Ibu mertuaku langsung melangkah dengan cepat ke kamarnya.
" Biarkan aja Nay,..! Aku tuh sebenarnya kesel banget sama Tante Ranti, kalau dua tahun lalu itu dia cepat menyelesaikan masalah ini. Ga akan sampai berlarut larut masalah nya. Aku jadi terseret karena kebanyakan investor itu nasabah aku." Ujar Fensya dengan kesal.
" Apa Arsy juga bantu..?" Tanyaku pada Fensya.
" Arsy itu diplomat,mana punya uang sebanyak itu. Malah parahnya ada beberapa investor koleganya Arsy. Tapi Arsy udah gerak cepat balikin uang mereka. Arsy sudah jual rumah di jakarta dan beberapa villa di Bali. Dan setelah itu Arsy ga mau lagi ikut campur. Aku kasian sebenernya sama Paul. Tante selalu menekan Paul, bahkan Tante itu selalu menekan Paul Nay." Aku dengan seksama mendengarkan penjelasan Fensya.
Chuka Lee salhi lalu duduk di sampingku dan suaminya juga duduk bergabung.
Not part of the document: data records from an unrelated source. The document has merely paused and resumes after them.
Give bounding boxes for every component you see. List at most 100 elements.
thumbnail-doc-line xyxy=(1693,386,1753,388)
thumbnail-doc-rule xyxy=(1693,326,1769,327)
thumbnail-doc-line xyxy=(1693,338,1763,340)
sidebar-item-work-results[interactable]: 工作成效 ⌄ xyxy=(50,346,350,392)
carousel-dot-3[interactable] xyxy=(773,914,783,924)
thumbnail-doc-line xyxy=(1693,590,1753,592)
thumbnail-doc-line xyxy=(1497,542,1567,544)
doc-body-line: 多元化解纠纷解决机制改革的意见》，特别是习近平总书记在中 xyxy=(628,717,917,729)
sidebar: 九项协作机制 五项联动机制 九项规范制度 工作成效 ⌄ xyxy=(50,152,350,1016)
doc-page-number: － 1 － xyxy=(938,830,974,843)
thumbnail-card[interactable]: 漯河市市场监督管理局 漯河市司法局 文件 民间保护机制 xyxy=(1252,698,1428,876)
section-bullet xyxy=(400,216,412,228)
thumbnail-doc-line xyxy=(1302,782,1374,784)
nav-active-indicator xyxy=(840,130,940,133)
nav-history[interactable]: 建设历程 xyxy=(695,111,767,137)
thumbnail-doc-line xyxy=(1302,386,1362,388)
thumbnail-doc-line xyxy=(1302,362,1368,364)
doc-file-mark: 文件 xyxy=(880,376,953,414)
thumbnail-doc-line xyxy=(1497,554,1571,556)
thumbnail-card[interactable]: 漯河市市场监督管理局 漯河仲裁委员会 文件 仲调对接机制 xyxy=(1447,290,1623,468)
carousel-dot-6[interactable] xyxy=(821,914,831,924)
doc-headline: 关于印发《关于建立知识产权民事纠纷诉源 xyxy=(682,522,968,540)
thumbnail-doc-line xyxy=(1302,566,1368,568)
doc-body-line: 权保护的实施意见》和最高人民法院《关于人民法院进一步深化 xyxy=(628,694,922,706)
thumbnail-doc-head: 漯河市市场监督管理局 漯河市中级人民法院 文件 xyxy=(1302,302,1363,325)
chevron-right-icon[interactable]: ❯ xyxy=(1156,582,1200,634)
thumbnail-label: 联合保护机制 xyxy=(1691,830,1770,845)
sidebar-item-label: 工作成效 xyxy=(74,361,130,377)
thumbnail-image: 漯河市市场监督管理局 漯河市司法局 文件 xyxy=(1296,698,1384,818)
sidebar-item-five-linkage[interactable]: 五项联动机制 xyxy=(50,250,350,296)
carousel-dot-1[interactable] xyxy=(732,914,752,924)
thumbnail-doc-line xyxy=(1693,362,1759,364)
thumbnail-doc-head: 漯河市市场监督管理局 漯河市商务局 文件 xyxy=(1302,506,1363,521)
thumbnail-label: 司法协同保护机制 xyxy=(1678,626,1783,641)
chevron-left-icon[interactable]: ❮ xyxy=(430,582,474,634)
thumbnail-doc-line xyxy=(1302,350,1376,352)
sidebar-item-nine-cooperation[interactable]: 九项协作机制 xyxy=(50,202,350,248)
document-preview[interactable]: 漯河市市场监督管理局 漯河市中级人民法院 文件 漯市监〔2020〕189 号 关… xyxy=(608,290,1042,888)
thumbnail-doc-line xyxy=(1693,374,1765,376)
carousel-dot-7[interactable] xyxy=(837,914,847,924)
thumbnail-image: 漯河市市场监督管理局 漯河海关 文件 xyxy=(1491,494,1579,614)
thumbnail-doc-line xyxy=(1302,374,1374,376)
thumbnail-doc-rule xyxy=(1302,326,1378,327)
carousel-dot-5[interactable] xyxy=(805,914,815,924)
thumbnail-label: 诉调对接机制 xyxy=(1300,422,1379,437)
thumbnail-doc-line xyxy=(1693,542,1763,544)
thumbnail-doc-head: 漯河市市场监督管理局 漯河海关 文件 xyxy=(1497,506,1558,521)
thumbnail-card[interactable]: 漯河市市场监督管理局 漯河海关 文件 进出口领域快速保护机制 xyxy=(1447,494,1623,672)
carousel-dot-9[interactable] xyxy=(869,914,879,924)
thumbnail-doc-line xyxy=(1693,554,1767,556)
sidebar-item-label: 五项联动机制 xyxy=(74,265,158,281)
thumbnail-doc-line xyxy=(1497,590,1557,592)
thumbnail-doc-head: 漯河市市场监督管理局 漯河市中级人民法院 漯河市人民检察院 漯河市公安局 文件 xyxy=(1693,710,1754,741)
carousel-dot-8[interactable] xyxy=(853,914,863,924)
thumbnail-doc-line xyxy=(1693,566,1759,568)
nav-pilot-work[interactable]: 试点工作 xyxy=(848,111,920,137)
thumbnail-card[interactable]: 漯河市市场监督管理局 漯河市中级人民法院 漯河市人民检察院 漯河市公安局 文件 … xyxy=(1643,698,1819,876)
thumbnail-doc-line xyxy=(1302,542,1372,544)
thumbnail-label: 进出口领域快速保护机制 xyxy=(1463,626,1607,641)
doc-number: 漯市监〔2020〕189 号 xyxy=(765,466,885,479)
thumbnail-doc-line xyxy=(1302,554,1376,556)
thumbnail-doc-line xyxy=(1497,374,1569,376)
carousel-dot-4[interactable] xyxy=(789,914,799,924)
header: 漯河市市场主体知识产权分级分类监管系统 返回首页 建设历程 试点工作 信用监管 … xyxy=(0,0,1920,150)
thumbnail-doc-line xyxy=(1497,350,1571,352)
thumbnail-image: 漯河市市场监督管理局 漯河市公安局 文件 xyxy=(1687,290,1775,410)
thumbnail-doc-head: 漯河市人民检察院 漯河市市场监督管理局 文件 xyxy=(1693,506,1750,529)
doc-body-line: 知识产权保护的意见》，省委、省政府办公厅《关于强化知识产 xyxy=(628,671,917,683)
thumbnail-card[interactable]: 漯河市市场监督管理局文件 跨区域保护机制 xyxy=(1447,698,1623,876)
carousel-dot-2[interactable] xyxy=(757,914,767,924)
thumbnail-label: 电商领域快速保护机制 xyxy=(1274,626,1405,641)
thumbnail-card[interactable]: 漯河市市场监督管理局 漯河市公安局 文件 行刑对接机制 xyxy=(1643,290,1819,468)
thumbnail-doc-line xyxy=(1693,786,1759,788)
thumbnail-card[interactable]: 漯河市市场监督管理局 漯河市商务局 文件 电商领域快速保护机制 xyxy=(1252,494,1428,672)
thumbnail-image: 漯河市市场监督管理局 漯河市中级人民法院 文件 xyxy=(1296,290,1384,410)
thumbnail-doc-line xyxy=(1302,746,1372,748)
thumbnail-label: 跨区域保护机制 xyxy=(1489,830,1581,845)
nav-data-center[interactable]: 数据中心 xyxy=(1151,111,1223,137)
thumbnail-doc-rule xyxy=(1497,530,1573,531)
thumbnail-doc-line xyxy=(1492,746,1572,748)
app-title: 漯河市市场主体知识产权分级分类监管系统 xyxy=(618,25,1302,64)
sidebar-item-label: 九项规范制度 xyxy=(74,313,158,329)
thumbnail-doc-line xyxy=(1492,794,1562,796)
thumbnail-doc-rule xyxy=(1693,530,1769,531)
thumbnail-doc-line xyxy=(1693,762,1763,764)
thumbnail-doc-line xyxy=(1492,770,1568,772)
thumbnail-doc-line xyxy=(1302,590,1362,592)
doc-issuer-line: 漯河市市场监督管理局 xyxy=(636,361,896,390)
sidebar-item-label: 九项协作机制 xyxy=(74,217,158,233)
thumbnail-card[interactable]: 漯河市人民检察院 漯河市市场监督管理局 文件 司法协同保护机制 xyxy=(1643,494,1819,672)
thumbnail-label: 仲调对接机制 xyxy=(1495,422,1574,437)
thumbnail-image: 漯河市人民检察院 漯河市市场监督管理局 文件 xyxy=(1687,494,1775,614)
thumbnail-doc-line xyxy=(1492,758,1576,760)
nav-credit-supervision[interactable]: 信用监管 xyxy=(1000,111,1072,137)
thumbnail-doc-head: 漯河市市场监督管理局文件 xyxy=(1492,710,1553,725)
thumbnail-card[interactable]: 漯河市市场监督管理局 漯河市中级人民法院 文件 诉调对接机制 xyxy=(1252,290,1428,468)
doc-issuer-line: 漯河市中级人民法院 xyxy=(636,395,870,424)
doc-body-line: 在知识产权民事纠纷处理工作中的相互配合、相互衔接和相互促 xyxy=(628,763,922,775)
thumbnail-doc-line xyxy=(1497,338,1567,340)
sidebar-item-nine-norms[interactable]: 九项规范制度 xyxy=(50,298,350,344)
Mereka ngerti bahasa Indonesia dengan baik karena sebelumnya suami istri itu mengelola bisnis di Bali dan Jakarta.
" Tante Ranti itu disaat kita belingsatan nyari solusi, dia malah liburan dengan kapal pesiar dengan kawan sosialitanya." Ujar Fensya membuat kami Menggelengkan kepala.